How Long to Make Money from New Chip Making Facilities?

Intel is beginning construction on what will be the biggest chip making complex on earth. Despite breaking ground at the end of 2022 the earliest the first complex will start turning out chips will be in 2025. This sort of time lag is normal for the chip making business. The problem as far as profits is that the chip business is historically one of feast and famine. Companies need to design and produce chips that are needed for current devices and immediately start planning for the next generation and the one after that. Intel will, in the end, have invested $100 billion to build the entire complex in Ohio with the long term goal of bringing chip making and especially making of the fasted and most powerful chip back to the USA. Meanwhile none of their competitors will be sitting still.

Is It Time to Forget about Intel or Invest in It for the Long Haul?

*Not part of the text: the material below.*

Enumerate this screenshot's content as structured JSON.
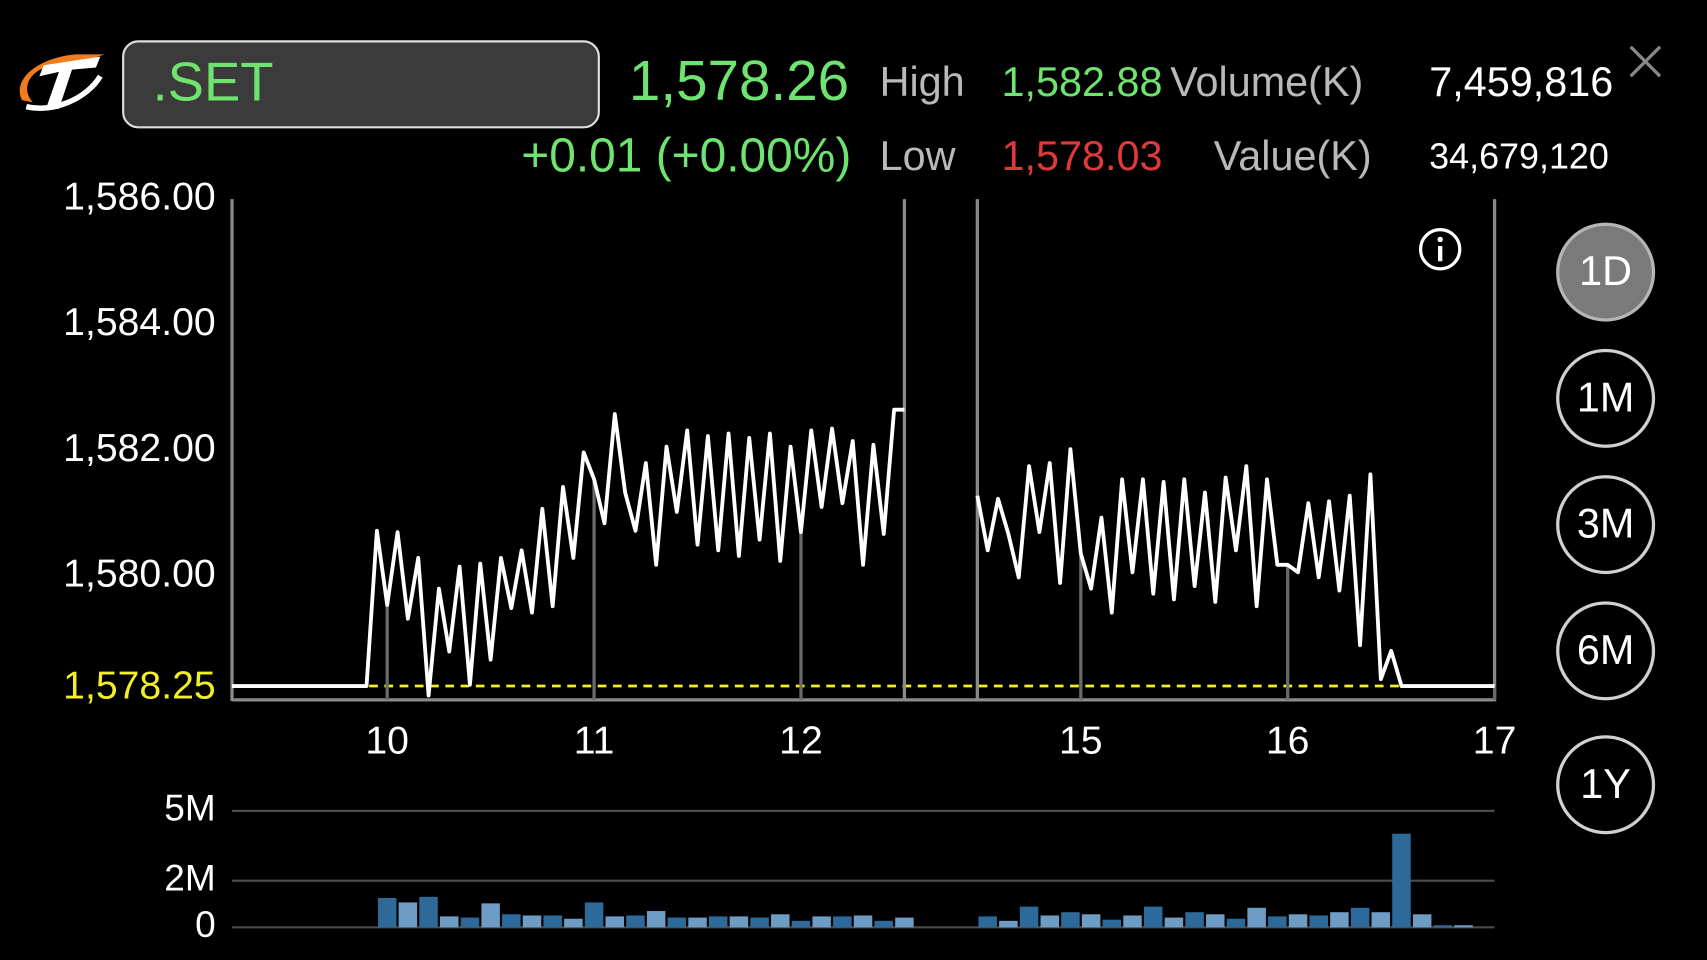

Intel did not forget about how to make computer chips. Rather the economy affected personal computer sales. Intel is not just down because of its own issues but also because of the economy and the larger market when it has fallen due to the Fed raising interest rates. A reasonable parallel to Intel at this point might be found outside of the high tech chipmaking arena. In 1988 Warren Buffett invested heavily in Coca Cola after the 1987 crash had taken all stocks down. Buffett adheres to the intrinsic value approach to investing. This is where the investor looks at a company’s likely forward looking cash flow over the years to decide if it is a good long term investment. The billion dollar purchase of Coca Cola by Buffett in 1988 has returned in excess of 1550% not counting dividends over the years. Intel will not go away and it will weather any number of storms making it a favorable long term investment, especially at currently depressed prices if you adhere to the “Buffett approach.”